A program that allows attendees to become certified workers' compensation specialists can cover a a great deal of information, including topics like reinsurance and underwriting, workers' comp law, and claims handling. The breadth of such courses makes them ideal for many different professionals in the workers' comp insurance business, including underwriters, claims adjusters, premium auditors, human resource managers, loss prevention engineers, safety directors, and Occupational Health and Safety Administration (OSHA) compliance experts. These general workers' comp training programs offer more than just coursework. Typically, they can also offer tools and forms to help attendees implement lessons back on the job, along with benchmarking data and checklists that can help them gauge their progress.
For individuals who want to specialize in a particular aspect of the workers' comp field, there are several workers' compensation certification options. Coursework for becoming a certified injury prevention specialist is available, for example. This workers' compensation certification program might be ideal for professionals like safety directors or OSHA compliance officers, as well as for risk managers or workers' comp managers for employers that want to improve employee safety at their facilities.
Another workers' compensation certification program is to become a certified claims management specialist. This type of workers' comp training program makes sense for professionals like insurance adjusters, insurance agents, human resource managers, and in-house claims managers. These certification programs help workers' comp professionals learn the laws and the procedures for dealing with injured workers, including how to return employees to work more quickly and how to deal with the medical professionals involved in the claim.
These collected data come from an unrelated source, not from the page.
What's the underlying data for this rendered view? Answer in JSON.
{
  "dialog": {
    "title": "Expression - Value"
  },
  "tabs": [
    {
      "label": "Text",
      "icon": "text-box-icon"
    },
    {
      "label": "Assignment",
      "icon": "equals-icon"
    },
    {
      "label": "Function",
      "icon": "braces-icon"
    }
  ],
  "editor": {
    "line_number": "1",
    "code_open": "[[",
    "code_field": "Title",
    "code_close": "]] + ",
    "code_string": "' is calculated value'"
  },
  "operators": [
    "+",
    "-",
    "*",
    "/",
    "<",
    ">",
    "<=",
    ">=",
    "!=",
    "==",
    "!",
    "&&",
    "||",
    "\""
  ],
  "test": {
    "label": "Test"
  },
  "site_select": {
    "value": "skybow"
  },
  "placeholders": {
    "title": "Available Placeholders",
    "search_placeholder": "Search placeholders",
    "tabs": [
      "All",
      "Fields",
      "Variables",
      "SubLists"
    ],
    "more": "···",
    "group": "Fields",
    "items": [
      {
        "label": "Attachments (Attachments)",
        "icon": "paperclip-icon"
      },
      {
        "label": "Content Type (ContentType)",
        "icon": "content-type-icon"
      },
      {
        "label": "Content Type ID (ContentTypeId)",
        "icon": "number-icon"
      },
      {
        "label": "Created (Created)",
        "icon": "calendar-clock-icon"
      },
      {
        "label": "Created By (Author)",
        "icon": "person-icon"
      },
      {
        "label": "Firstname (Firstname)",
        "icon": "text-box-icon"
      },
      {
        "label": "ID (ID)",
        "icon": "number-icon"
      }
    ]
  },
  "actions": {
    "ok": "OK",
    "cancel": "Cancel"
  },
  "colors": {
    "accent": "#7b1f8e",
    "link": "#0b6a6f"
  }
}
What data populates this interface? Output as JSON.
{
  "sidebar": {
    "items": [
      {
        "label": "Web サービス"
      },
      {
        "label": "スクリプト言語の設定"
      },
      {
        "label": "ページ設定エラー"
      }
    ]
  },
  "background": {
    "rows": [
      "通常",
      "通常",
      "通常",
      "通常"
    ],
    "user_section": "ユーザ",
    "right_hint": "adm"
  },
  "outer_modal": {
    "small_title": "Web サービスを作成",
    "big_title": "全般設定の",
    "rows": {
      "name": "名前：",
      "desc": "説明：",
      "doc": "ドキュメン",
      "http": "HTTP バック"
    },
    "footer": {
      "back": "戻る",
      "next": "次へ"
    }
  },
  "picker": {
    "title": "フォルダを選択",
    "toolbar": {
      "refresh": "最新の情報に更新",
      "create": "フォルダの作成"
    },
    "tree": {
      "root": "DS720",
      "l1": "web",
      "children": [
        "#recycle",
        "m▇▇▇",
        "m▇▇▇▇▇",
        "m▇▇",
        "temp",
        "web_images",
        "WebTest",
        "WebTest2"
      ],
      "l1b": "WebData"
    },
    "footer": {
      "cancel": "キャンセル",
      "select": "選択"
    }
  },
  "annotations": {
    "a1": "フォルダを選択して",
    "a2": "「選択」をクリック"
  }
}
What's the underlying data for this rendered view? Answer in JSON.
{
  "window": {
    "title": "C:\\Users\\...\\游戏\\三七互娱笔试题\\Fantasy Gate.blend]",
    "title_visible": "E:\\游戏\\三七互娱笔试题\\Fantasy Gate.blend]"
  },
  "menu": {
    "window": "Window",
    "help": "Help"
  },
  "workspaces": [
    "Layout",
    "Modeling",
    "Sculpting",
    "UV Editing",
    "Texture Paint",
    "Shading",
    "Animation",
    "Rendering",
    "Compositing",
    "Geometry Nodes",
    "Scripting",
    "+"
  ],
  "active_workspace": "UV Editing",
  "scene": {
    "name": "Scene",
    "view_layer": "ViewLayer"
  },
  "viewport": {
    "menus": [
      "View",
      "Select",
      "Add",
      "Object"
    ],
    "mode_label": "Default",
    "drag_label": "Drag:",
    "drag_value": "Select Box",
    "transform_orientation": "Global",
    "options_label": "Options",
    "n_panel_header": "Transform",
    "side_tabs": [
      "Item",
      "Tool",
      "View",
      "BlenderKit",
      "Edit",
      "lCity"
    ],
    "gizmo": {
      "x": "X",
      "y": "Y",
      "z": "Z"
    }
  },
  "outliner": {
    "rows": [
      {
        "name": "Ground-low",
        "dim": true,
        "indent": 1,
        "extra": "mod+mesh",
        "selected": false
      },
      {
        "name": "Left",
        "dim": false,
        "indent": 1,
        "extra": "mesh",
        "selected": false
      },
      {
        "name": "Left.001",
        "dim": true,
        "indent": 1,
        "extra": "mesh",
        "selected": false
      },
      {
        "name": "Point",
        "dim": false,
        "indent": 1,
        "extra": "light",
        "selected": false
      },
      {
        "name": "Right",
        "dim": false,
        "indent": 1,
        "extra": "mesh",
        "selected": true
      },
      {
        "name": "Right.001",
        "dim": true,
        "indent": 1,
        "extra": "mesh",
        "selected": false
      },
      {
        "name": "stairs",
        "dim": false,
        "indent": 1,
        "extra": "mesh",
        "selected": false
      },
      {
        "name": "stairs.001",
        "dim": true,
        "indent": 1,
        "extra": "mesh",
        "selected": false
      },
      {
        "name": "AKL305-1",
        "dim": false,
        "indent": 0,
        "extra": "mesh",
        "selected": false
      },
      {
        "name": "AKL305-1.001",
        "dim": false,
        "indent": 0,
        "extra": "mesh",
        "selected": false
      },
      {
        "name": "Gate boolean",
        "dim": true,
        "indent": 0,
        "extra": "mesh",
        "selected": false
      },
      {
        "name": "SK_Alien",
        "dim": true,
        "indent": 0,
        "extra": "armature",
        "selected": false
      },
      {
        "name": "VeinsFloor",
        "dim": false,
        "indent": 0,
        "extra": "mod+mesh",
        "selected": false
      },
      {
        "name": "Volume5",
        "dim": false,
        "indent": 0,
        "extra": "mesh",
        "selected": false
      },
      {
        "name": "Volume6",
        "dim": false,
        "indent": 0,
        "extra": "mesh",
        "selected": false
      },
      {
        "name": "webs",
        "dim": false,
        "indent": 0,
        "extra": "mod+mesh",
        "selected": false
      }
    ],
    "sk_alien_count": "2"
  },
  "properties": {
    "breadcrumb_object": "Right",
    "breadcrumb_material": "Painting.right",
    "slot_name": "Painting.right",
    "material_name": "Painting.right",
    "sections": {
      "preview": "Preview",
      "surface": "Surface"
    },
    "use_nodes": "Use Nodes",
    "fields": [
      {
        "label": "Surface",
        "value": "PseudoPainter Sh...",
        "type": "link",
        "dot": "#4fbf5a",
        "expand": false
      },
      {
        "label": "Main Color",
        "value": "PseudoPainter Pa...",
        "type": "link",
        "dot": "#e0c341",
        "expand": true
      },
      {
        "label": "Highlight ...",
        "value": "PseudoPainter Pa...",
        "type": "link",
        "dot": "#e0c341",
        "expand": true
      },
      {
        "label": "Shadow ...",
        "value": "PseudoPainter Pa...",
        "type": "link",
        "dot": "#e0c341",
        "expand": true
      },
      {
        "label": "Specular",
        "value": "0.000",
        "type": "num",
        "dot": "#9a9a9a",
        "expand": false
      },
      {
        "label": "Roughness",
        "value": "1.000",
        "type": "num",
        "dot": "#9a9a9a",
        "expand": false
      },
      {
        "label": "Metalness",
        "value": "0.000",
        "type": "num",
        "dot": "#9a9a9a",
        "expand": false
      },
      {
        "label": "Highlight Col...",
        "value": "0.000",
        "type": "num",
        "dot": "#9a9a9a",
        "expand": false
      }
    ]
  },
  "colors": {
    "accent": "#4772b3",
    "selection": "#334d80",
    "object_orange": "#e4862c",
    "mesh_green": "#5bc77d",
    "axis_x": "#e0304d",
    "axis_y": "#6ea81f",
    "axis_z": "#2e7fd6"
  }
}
For professionals involved with workers' comp insurance policies, a workers' compensation certification program in premium auditing might be useful. Qualified individuals for such programs include controllers and financial managers. Workers' comp insurance policies are complicated and are based on the number of claims reported by employers, how quickly these claims are closed, payroll data, and the industries that employers are involved in. Auditing such documents requires the specialized knowledge imparted by such a workers' compensation certification program.